Any investment is about the evaluation and management of risk. Without risk, there will be no return. The greater the risk, the greater the potential return. The risk involved should  be appropriate to the individual concerned. If a young man gets dudded for a few thousand on CFDs, it will be probably be a worthwhile learning experience. For an old age pensioner, it may be the difference between eating steak or cat food.

Even if it could be shown that a two hour examination would prevent people from making foolish investments -- which I very much doubt -- do they have a place in financial management? It is not the government's role to protect people from themselves. Financial advisers, stockbrokers and a host of other professionals exist to help people invest their money.

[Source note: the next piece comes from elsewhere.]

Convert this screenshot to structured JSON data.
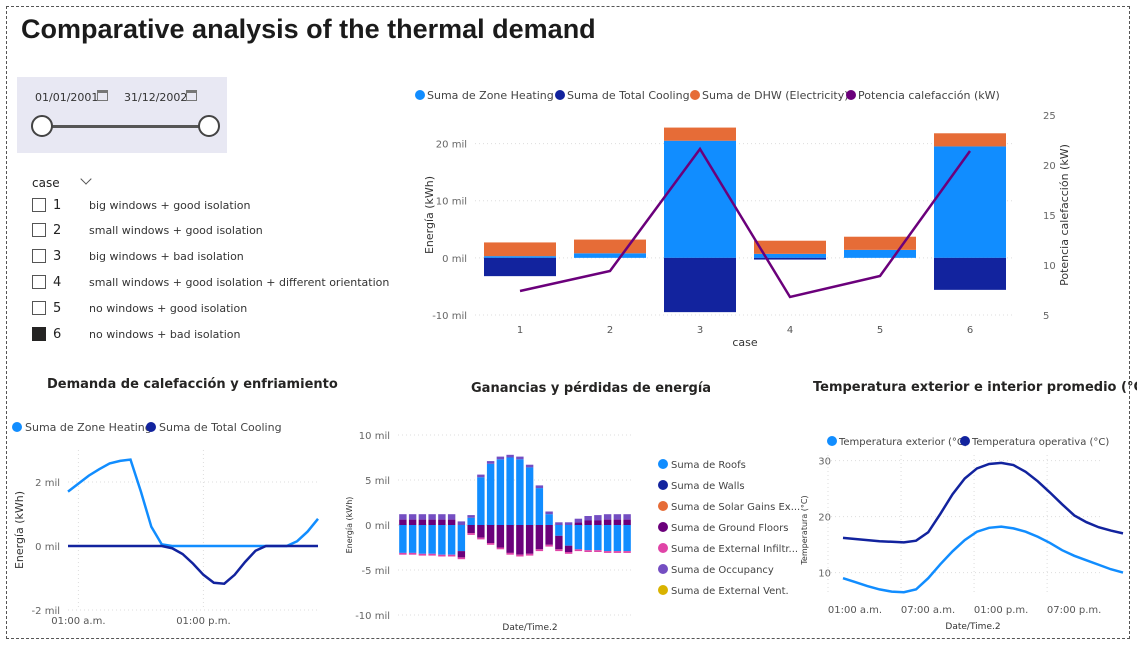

On top of all that, do we really need an exam?

For a time I invested in what are known as "penny dreadfuls." Some people claim they make money from these stocks, which are more formally known as "small cap mining stocks". I know for a fact that some investors do make money from these stocks, but like most gamblers, you hear more about the winners than the losers. I broke about even. In the end, I decided it wasn't worth the aggravation. But if someone thinks they have found the next Woodside or News Corporation, they should be allowed to have a punt. If they want to have a share in a stock whose sole asset is an expanse of kangaroo pasture, that's their business.

A fool and his money are soon parted. It's an old saying but a true one. No investment is risk free, even if it is the risk that the capital value will be eaten away by inflation. In the end, you can't protect people from themselves. Exams for investors are a bad idea.